That looks like a piece of art!!


Gonz.


----------



## Derekh929 (Aug 28, 2011)

You just cant beat a bit of tail pipe action, some videos of the sound would be good on completion, although some can take a few K miles to sound their best, enjoy


----------



## Soul boy 68 (Sep 8, 2013)

OK! on with this thread, on good Friday I went over to M-Style UK to have my new Remus exhaust fitted to my new M2 Competition as the stock exhaust sounded naff to say the least and it was a real eye sore as the muffler loos like a cows udder or a saggy ball bag. so here is the old Cows udder which was swiftly removed. I asked to have a piece of the box opened up and it was full of what looked like Chicken wire and pieces of cloth stuffed inside. The poor car was suffocating all the time and it never had to potential to breathe and allow the gasses to flow properly out of the back box.



I went for the glossy black tips with a carbon insert as my choice and compared to the stock tips, they are huge and my whole hand can fit in to them. Here are some images of the size difference.





Here is the new Remus exhaust in it's box.



I went for the sports exhaust instead of the racing one as it's not suitable for UK roads and I didn't want any unwanted attention so this exhaust is much more civilised and it has a nice burble rather than pops and bangs.





and here is how they look when finally fitted, the car was still in the workshop at this stage.



And to top it all off I had a nice set of 12 mm wheel spacers fitted. Here they are in the box prior to fitting.
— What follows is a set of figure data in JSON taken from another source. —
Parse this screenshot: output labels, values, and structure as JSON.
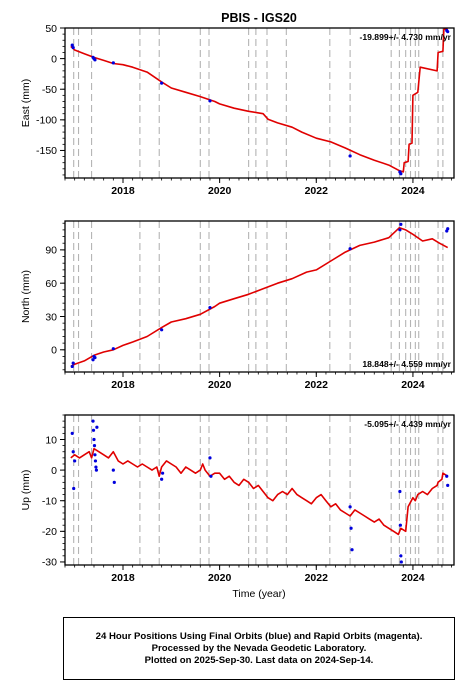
{
  "figure": {
    "title": "PBIS - IGS20",
    "x_label": "Time (year)"
  },
  "colors": {
    "model_line": "#e00000",
    "final_orbits": "#0000dd",
    "rapid_orbits": "#cc00cc",
    "equipment_change": "#b4b4b4",
    "axis": "#000000"
  },
  "chart_data": [
    {
      "type": "line",
      "id": "east",
      "ylabel": "East (mm)",
      "rate_label": "-19.899+/- 4.730 mm/yr",
      "rate_position": "top-right",
      "xlim": [
        2016.8,
        2024.85
      ],
      "ylim": [
        -195,
        50
      ],
      "x_ticks": [
        2018,
        2020,
        2022,
        2024
      ],
      "y_ticks": [
        -150,
        -100,
        -50,
        0,
        50
      ],
      "event_lines": [
        2016.98,
        2017.08,
        2017.35,
        2018.35,
        2018.75,
        2019.6,
        2019.78,
        2020.6,
        2020.75,
        2020.98,
        2021.38,
        2022.28,
        2022.7,
        2023.55,
        2023.72,
        2023.85,
        2023.95,
        2024.05,
        2024.12,
        2024.52,
        2024.62
      ],
      "model_line": {
        "x": [
          2016.92,
          2017.0,
          2017.2,
          2017.4,
          2017.6,
          2017.8,
          2018.0,
          2018.2,
          2018.5,
          2018.8,
          2019.0,
          2019.3,
          2019.6,
          2019.9,
          2020.0,
          2020.3,
          2020.6,
          2020.9,
          2021.0,
          2021.2,
          2021.5,
          2021.7,
          2022.0,
          2022.3,
          2022.6,
          2022.9,
          2023.2,
          2023.5,
          2023.72,
          2023.8,
          2023.82,
          2023.9,
          2023.92,
          2023.98,
          2024.0,
          2024.1,
          2024.15,
          2024.5,
          2024.52,
          2024.62,
          2024.64,
          2024.72
        ],
        "y": [
          20,
          14,
          8,
          2,
          -3,
          -8,
          -10,
          -14,
          -22,
          -38,
          -48,
          -55,
          -62,
          -70,
          -74,
          -81,
          -86,
          -90,
          -99,
          -105,
          -112,
          -120,
          -130,
          -136,
          -146,
          -157,
          -166,
          -174,
          -183,
          -185,
          -170,
          -168,
          -140,
          -138,
          -60,
          -55,
          -14,
          -20,
          10,
          12,
          48,
          48
        ]
      },
      "final_orbits": {
        "x": [
          2016.95,
          2016.97,
          2017.38,
          2017.4,
          2017.42,
          2017.8,
          2018.8,
          2019.8,
          2022.7,
          2023.73,
          2023.75
        ],
        "y": [
          22,
          18,
          2,
          0,
          -2,
          -7,
          -40,
          -69,
          -159,
          -185,
          -188
        ]
      },
      "rapid_orbits": {
        "x": [
          2024.7,
          2024.72
        ],
        "y": [
          46,
          44
        ]
      }
    },
    {
      "type": "line",
      "id": "north",
      "ylabel": "North (mm)",
      "rate_label": "18.848+/- 4.559 mm/yr",
      "rate_position": "bottom-right",
      "xlim": [
        2016.8,
        2024.85
      ],
      "ylim": [
        -20,
        116
      ],
      "x_ticks": [
        2018,
        2020,
        2022,
        2024
      ],
      "y_ticks": [
        0,
        30,
        60,
        90
      ],
      "event_lines": [
        2016.98,
        2017.08,
        2017.35,
        2018.35,
        2018.75,
        2019.6,
        2019.78,
        2020.6,
        2020.75,
        2020.98,
        2021.38,
        2022.28,
        2022.7,
        2023.55,
        2023.72,
        2023.85,
        2023.95,
        2024.05,
        2024.12,
        2024.52,
        2024.62
      ],
      "model_line": {
        "x": [
          2016.92,
          2017.0,
          2017.2,
          2017.4,
          2017.6,
          2017.8,
          2018.0,
          2018.2,
          2018.5,
          2018.8,
          2019.0,
          2019.3,
          2019.6,
          2019.9,
          2020.0,
          2020.3,
          2020.6,
          2020.9,
          2021.2,
          2021.5,
          2021.8,
          2022.0,
          2022.3,
          2022.6,
          2022.9,
          2023.2,
          2023.5,
          2023.72,
          2023.85,
          2024.0,
          2024.2,
          2024.4,
          2024.55,
          2024.72
        ],
        "y": [
          -15,
          -13,
          -10,
          -5,
          -2,
          0,
          4,
          7,
          12,
          20,
          25,
          28,
          32,
          39,
          42,
          46,
          50,
          55,
          60,
          64,
          70,
          72,
          80,
          88,
          94,
          97,
          101,
          110,
          108,
          104,
          98,
          100,
          96,
          92
        ]
      },
      "final_orbits": {
        "x": [
          2016.95,
          2016.97,
          2017.38,
          2017.4,
          2017.42,
          2017.8,
          2018.8,
          2019.8,
          2022.7,
          2023.73,
          2023.75
        ],
        "y": [
          -15,
          -12,
          -9,
          -6,
          -7,
          1,
          18,
          38,
          91,
          108,
          113
        ]
      },
      "rapid_orbits": {
        "x": [
          2024.7,
          2024.72
        ],
        "y": [
          107,
          109
        ]
      }
    },
    {
      "type": "line",
      "id": "up",
      "ylabel": "Up (mm)",
      "rate_label": "-5.095+/- 4.439 mm/yr",
      "rate_position": "top-right",
      "xlim": [
        2016.8,
        2024.85
      ],
      "ylim": [
        -31,
        18
      ],
      "x_ticks": [
        2018,
        2020,
        2022,
        2024
      ],
      "y_ticks": [
        -30,
        -20,
        -10,
        0,
        10
      ],
      "event_lines": [
        2016.98,
        2017.08,
        2017.35,
        2018.35,
        2018.75,
        2019.6,
        2019.78,
        2020.6,
        2020.75,
        2020.98,
        2021.38,
        2022.28,
        2022.7,
        2023.55,
        2023.72,
        2023.85,
        2023.95,
        2024.05,
        2024.12,
        2024.52,
        2024.62
      ],
      "model_line": {
        "x": [
          2016.92,
          2017.0,
          2017.1,
          2017.2,
          2017.3,
          2017.35,
          2017.4,
          2017.5,
          2017.6,
          2017.7,
          2017.8,
          2017.9,
          2018.0,
          2018.1,
          2018.2,
          2018.3,
          2018.4,
          2018.5,
          2018.6,
          2018.7,
          2018.75,
          2018.8,
          2018.9,
          2019.0,
          2019.1,
          2019.2,
          2019.3,
          2019.4,
          2019.5,
          2019.6,
          2019.65,
          2019.7,
          2019.8,
          2019.9,
          2020.0,
          2020.1,
          2020.2,
          2020.3,
          2020.4,
          2020.5,
          2020.6,
          2020.7,
          2020.8,
          2020.9,
          2021.0,
          2021.1,
          2021.2,
          2021.3,
          2021.4,
          2021.5,
          2021.6,
          2021.7,
          2021.8,
          2021.9,
          2022.0,
          2022.1,
          2022.2,
          2022.3,
          2022.4,
          2022.5,
          2022.6,
          2022.7,
          2022.8,
          2022.9,
          2023.0,
          2023.1,
          2023.2,
          2023.3,
          2023.4,
          2023.5,
          2023.6,
          2023.7,
          2023.75,
          2023.85,
          2023.9,
          2024.0,
          2024.05,
          2024.1,
          2024.2,
          2024.3,
          2024.4,
          2024.5,
          2024.52,
          2024.6,
          2024.62,
          2024.72
        ],
        "y": [
          4,
          5,
          4,
          5,
          6,
          4,
          7,
          6,
          5,
          4,
          6,
          3,
          2,
          3,
          2,
          1,
          2,
          1,
          0,
          1,
          -2,
          1,
          3,
          2,
          1,
          -1,
          1,
          0,
          -1,
          0,
          2,
          0,
          -2,
          -1,
          -1,
          -3,
          -2,
          -4,
          -5,
          -3,
          -4,
          -6,
          -5,
          -7,
          -9,
          -10,
          -8,
          -7,
          -8,
          -6,
          -8,
          -9,
          -10,
          -11,
          -9,
          -8,
          -10,
          -12,
          -11,
          -13,
          -14,
          -15,
          -13,
          -14,
          -15,
          -16,
          -17,
          -16,
          -18,
          -19,
          -20,
          -21,
          -19,
          -20,
          -12,
          -9,
          -10,
          -8,
          -7,
          -8,
          -6,
          -5,
          -4,
          -3,
          -1,
          -2
        ]
      },
      "final_orbits": {
        "x": [
          2016.95,
          2016.97,
          2016.98,
          2017.0,
          2017.38,
          2017.39,
          2017.4,
          2017.41,
          2017.42,
          2017.43,
          2017.44,
          2017.45,
          2017.46,
          2017.8,
          2017.82,
          2018.8,
          2018.82,
          2019.8,
          2019.82,
          2022.7,
          2022.72,
          2022.74,
          2023.73,
          2023.74,
          2023.75,
          2023.76,
          2024.7,
          2024.72
        ],
        "y": [
          12,
          6,
          -6,
          3,
          16,
          13,
          10,
          8,
          5,
          3,
          1,
          0,
          14,
          0,
          -4,
          -3,
          -1,
          4,
          -2,
          -12,
          -19,
          -26,
          -7,
          -18,
          -28,
          -30,
          -2,
          -5
        ]
      },
      "rapid_orbits": {
        "x": [],
        "y": []
      }
    }
  ],
  "caption": {
    "lines": [
      "24 Hour Positions Using Final Orbits (blue) and Rapid Orbits (magenta).",
      "Processed by the Nevada Geodetic Laboratory.",
      "Plotted on 2025-Sep-30. Last data on 2024-Sep-14."
    ]
  }
}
The next mod will be to have the new Eventuri carbon intake system fitted which will help the car to breath much better than it does at present. More to follow and thank you for looking.


----------



## Ultra (Feb 25, 2006)

That'll sound and look better than oem, but i've got to ask about the colours on the bumper ?


----------



## Soul boy 68 (Sep 8, 2013)

Ultra said:


> That'll sound and look better than oem, but i've got to ask about the colours on the bumper ?


I've had the Motor sport colours fitted to the car, the M tri colours. It's what I've always wanted to have fitted but on my last car which was the blue, they didn't seem to go very well. But with the Hokenhiem silver they suit it very well. I admit not everyone will like the way the car looks but I'm very happy with how the colours go with the car. I will reveal the whole car when every thing is finished.


----------



## Ultra (Feb 25, 2006)

I like the colours, it's the size ( personal preference etc. ) i think they may look better if a bit lower in height.


----------



## camerashy (Feb 9, 2014)

Thanks for explaining about the colours I couldn’t understand them when I looked at the photo


----------



## Andyblue (Jun 20, 2017)

Looking good and my, they are big cans :doublesho 

Looking forward to seeing the finished article :thumb:


----------



## muzzer (Feb 13, 2011)

Seeing those reminds me of the tips on my old GTi, they were a 4 inch bore :doublesho

The 508 are only about 2 maybe 2.5 inch bore and it doesn't blare through them like the GTi did but it's a nicer place to be and with todays driving standards, probably a safer place too.

Looking good SB and looking forward to seeing pics when you've done all of the mods :thumb:


----------



## muzzer (Feb 13, 2011)

Soul boy 68 said:


> I've had the Motor sport colours fitted to the car, the M tri colours. It's what I've always wanted to have fitted but on my last car which was the blue, they didn't seem to go very well. But with the Hokenhiem silver they suit it very well. I admit not everyone will like the way the car looks but I'm very happy with how the colours go with the car. I will reveal the whole car when every thing is finished.


As long as you like it then that is all that matters mate :thumb:


----------



## beatty599 (Sep 18, 2016)

How are you finding the Remus Exhaust Soul boy?


----------



## Philb1965 (Jun 29, 2010)

The MPE cans on the old M2 are a fair size as well. Like the look of the exhaust, looks decent quality. Can’t wait to hear a sound clip. Not sure about the stripes, will be good to see a full reveal.


----------



## Soul boy 68 (Sep 8, 2013)

beatty599 said:


> How are you finding the Remus Exhaust Soul boy?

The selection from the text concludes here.